Еще три дня назад, пожалуй, да, сегодня все иначе.

На кафедре прошу листок. Звоню в банк и выясняю, какую сумму за меня внесли. Действительно, со счета некоего сталелитейного комбината поступил довольно объемный платеж. Я пишу расписку на эту сумму и фотографирую ее. Возможно, я совершаю ошибку. Возможно, мне нужно быть более меркантильной, но гордость перевешивает, и я все-таки набираю отца Данте.

— Любовь, добрый день. Данте снова доставляет вам проблемы?

Его существование одна большая проблема.

— Я сейчас отправлю вам фотографию. В ответ попрошу прислать мне номер счета, на который я смогу отправлять вам деньги. И в следующий раз, когда решите заняться благотворительностью, спросите, нуждаются ли в ней.

В ответ раздается молчание.

— Я лишь хотел загладить вину сына.

— Может, стоило при этом как-то его проучить, а то получается, что он остался при своем, а я внезапно не по своей воле стала представительницей древнейшей профессии.

— Я на это не намекал.

— Нет, конечно. Вы просто купили мое молчание.

— Ну, какое молчание, Люба? Хотели бы вы пойти в полицию, вы бы пошли сразу. Сейчас даже говорить об этом глупо. И я наказал Данте. Я лишил его всех привилегий сына богатых родителей.

— Не поняла, — все тело замирает, я даже встаю, словно это позволит лучше осознать полученную информацию. – Вы лишили его денег?

— Именно. Надеюсь, это послужит ему уроком, как думаете?

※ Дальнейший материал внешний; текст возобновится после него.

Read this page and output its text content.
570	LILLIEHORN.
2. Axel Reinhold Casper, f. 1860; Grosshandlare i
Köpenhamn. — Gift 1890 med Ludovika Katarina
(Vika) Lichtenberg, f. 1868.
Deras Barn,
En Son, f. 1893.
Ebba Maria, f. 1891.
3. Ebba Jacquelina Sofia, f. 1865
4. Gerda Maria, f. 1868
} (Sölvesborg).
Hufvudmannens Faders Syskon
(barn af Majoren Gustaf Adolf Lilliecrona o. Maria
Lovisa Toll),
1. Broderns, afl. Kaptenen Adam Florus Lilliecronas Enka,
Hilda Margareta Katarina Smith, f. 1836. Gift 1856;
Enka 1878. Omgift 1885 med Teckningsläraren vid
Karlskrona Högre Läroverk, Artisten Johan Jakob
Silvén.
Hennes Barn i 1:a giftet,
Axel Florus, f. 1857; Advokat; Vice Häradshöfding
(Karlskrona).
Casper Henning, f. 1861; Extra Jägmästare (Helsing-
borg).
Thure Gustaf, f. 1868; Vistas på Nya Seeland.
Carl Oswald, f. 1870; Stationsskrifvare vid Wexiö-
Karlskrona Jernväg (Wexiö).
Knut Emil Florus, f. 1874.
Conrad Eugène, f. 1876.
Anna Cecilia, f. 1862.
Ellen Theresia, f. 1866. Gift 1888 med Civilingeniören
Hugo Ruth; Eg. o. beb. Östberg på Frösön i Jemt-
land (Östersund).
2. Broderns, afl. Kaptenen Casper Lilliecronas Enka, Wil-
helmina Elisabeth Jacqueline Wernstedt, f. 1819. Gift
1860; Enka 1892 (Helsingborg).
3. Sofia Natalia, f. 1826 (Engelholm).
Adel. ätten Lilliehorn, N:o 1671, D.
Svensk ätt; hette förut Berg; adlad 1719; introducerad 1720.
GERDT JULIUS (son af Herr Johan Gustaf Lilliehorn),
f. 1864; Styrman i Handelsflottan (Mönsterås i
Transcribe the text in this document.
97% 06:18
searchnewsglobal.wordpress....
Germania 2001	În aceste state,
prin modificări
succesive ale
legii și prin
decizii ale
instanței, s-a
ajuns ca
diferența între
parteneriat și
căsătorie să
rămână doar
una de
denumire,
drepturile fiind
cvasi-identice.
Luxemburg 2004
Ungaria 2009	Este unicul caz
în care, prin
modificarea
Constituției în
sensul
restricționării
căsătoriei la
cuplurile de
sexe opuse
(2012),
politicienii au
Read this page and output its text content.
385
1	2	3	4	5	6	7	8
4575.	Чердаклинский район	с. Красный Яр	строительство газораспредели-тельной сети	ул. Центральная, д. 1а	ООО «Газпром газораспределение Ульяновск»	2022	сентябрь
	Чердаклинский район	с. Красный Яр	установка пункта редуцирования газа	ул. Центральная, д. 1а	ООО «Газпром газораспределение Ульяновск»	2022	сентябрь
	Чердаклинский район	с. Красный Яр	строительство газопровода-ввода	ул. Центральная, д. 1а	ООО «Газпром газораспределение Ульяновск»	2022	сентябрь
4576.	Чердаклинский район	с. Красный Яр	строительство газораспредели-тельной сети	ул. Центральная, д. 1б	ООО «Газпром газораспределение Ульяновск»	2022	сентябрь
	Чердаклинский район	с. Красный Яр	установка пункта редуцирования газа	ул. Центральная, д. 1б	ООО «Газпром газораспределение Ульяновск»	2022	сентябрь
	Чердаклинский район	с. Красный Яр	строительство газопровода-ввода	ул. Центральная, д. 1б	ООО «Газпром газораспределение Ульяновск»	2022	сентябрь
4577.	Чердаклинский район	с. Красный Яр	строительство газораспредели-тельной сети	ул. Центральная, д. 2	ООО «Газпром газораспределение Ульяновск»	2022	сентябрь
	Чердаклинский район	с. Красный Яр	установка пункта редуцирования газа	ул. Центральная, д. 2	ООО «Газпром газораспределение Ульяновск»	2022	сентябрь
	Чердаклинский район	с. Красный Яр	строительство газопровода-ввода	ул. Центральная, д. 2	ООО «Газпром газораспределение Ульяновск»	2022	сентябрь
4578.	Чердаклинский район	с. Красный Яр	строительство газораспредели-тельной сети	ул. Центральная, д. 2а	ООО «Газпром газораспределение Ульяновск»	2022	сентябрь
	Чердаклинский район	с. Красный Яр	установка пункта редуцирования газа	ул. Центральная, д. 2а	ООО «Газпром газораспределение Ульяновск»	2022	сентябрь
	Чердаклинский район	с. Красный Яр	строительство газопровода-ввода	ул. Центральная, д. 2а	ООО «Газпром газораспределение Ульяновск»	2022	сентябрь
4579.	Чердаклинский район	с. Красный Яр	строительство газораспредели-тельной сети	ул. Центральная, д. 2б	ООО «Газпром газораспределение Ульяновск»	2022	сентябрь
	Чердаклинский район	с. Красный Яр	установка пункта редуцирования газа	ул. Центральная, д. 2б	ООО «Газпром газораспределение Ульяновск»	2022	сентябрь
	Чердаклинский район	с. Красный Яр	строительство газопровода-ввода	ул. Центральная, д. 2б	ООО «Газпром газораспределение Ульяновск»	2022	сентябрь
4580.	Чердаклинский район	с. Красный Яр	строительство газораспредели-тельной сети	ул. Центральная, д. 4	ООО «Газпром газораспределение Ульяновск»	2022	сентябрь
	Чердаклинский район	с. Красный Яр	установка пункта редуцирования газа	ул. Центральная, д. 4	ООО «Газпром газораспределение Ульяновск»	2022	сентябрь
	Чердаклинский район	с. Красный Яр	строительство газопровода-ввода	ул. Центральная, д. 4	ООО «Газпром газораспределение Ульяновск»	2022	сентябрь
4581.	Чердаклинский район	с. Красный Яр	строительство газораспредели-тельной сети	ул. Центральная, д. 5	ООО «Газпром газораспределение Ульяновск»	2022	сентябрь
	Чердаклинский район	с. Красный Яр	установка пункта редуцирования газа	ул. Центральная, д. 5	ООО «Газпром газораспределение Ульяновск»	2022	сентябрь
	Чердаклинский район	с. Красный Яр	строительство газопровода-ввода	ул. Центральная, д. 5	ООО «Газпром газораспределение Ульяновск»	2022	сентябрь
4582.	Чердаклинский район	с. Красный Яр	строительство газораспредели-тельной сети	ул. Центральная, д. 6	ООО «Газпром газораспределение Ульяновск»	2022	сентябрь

— И при каких условиях вы их вернете?

— Вы меня не знаете, но я не меняю своих решений. Он либо отправится в Усть Горск, либо останется в Москве, но без моей поддержки.С другой стороны,если вы скажите мне, что он все осознал и вы его простили, возможно прощу и я...

Мысль витавшая последние несколько часов оформляется в конкретную идею. Гениальную на первый взгляд, но очень опасную.

— Не забудьте номер счета мне прислать. Я не хочу быть вашей должницей.

— Хорошо, Люба, всего доброго.

Я выключаю телефон, пока мозг все еще обрабатывает слова отца Данте. Обалдеть. Это прямо интересно. И я почти уверена, что Данте долго не выдержит, и скоро ему предстоит вернуться на родину. Ведь деньги исчезнут из его регулярного рациона, но и секс.

Я выхожу из кабинета профсоюза и иду искать Данте. Он стоит в компании своих друганов и местной фифы Шальновой возле аудитории по предмету гражданское право.

Мне надо немного времени, собраться с духом, но я все же решаюсь.

Поправляю во фронтальной камере помаду, прическу и, наконец, выхожу из-за угла. Направляюсь прямо к нему, а передо мной, словно волны, расступается народ.

Краем глаза замечаю поникшего Максима, и отголосками отзывается чувство вины перед ним, но я топлю его в злости, которую мне надо выплеснуть.

— Данте, милый! Почему ты меня не подождал?! — Под шокированные взгляды сокурсников и самого Данте, я подхожу максимально близко, прижимаясь грудью, чувствуя ритм его жестокого сердца, оставляя на губах красный след помады.Рукой толкаю сокурсницу. – Шальнова, убери свой тощий зад, это мой парень.

— Ты что творишь, тварь? — шепчет Данте, впиваясь в мою талию пальцами до боли, а я широко улыбаюсь, поворачиваясь ко всем.

— Ой, простите, что сразу не сообщили. Данте и я теперь вместе. Он пошел против родителей, которые запретили ему со мной встречаться, и они лишили его денег, а вчера он переехал ко мне поближе, в общежитие. Нам будет сложно, но мы же справимся, верно, милый? — поворачиваю голову и натыкаюсь на стальной взгляд, но преодолевая страх, я наклоняюсь ниже и шепчу. – Если хочешь вернуть папино расположение, улыбайся и соглашайся.

— Конечно, милая. Действительно, что это мы молчали, пусть все видят и знают, — бросает он зачем-то взгляд в сторону и тянется за поцелуем, но как раз вовремя звенит звонок на пару.